A model of the informal urban planning processes of Guangzhou 


First and second supervisors


Abstract

Space is real, for it seems to affect my senses long before my reason (Bernard Tschumi)―Space is real in the epoch of simultaneity; we are in the epoch of juxtaposition, of the near and far, of the side-by-side, of the dispersed (Foucault 1967). The city is no longer a single entity in space and time but a dispersed mass of ‘enclaved’ characters interacting to form contested urbanism.

The southern region of China; between Hong Kong, Shenzhen, and Guangzhou known as Pearl River Delta is―according to the United Nations Habitat report― the largest and the fastest growing megalopolises in the world. The region houses approximately 120 million people with a rate of urbanisation over 44 per cent.

Guangzhou, the “factory of the world” as one of the megacities in the region is going through rapid urban transformations that generate both peace and conflict. The informal urban areas of Guangzhou takes place in “other spaces” the in-between zones of juxtapose that allow for all systems, networks, and relationships to take place among different scales over time; the boundaries where the new development interacts with the old urban entanglement.

The informal planning processes and building development within these spaces allow for this flexibility. It is in the interest of Architects, urban designers, and city planners to include these informal processes as part of thinking on architecture and urbanism. 

In questioning, what are the actual real-world processes of urban planning and building development within an informal urban area of Guangzhou, this thesis aims to provide a model, a tool to expand conventional precedents of urban planning and urban design practice. As Rem Koolhaas explored in S,M,L,XL the “new urbanism” will not be based on fantasies of order and omnipotence; but on the staging of uncertainty; no longer concerned with the arrangement of objects but with the irrigation of territories with potential (Koolhaas 1994).


Biography


Daniyal Farhani completed his Masters in Architecture at The University of Auckland where he investigated the heterotopias and the networked spaces of other dimensions in the city of Guangzhou.
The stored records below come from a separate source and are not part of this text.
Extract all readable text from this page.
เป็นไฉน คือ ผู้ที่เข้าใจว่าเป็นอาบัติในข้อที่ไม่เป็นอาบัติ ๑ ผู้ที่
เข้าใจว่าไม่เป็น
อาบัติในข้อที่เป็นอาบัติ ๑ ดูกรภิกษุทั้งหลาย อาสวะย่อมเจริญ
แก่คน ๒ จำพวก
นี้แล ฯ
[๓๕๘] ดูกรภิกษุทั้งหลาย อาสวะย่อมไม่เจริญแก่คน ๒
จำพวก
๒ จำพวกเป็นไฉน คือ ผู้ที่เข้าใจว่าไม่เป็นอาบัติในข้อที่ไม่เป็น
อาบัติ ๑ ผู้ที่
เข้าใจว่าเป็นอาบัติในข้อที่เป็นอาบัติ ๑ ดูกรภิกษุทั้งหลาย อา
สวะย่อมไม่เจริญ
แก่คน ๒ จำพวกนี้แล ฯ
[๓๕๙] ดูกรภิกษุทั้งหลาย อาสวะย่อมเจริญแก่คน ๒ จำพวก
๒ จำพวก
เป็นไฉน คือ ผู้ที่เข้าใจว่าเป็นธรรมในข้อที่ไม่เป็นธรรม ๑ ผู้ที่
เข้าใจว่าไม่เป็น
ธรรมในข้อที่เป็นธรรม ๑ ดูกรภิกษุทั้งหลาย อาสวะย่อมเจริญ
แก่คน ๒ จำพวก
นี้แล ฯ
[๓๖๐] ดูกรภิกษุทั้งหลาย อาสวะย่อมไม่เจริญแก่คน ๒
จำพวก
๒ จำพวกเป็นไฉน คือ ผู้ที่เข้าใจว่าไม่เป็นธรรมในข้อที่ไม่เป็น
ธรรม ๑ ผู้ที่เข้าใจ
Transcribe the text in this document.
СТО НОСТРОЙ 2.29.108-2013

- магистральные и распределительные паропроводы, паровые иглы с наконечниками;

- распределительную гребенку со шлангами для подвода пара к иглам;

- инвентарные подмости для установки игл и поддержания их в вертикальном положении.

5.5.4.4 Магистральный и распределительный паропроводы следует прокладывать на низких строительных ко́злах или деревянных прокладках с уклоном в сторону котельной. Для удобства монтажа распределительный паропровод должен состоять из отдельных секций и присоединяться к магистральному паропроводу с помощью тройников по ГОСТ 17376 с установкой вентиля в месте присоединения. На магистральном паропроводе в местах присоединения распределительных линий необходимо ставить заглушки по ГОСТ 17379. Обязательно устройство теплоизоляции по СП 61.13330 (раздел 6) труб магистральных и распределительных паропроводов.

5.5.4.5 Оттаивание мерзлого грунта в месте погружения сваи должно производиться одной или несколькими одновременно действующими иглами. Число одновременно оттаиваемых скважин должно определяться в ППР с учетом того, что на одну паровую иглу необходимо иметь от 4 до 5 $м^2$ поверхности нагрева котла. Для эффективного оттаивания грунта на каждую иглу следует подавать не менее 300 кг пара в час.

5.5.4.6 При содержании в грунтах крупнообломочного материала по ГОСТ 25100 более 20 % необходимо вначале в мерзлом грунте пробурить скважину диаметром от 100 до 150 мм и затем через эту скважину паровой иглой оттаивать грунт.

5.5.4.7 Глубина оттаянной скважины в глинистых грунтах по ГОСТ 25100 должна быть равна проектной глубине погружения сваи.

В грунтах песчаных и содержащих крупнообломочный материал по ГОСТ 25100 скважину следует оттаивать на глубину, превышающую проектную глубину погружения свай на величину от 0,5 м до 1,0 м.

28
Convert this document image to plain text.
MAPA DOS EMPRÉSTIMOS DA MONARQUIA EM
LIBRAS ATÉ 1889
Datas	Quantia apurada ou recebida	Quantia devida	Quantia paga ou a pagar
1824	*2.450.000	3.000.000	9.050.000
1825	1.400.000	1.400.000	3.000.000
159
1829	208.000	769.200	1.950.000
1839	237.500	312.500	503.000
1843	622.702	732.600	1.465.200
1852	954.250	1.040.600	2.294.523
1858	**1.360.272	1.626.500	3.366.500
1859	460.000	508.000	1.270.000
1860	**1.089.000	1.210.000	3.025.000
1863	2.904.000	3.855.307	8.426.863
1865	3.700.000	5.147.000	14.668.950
Since then, he has worked in a number of international architectural and urban design practices around the world, has contributed to a number of publications including STUDIO Architecture and Urbanism Magazine, and has claimed a number of awards according.

In his research at the Bartlett, Daniyal builds on his early knowledge and interest of complex urban realm to provide a tool for urbanism. He is currently practicing architecture and urban design in London and is editor-in-chief of the online publication platform CRADink.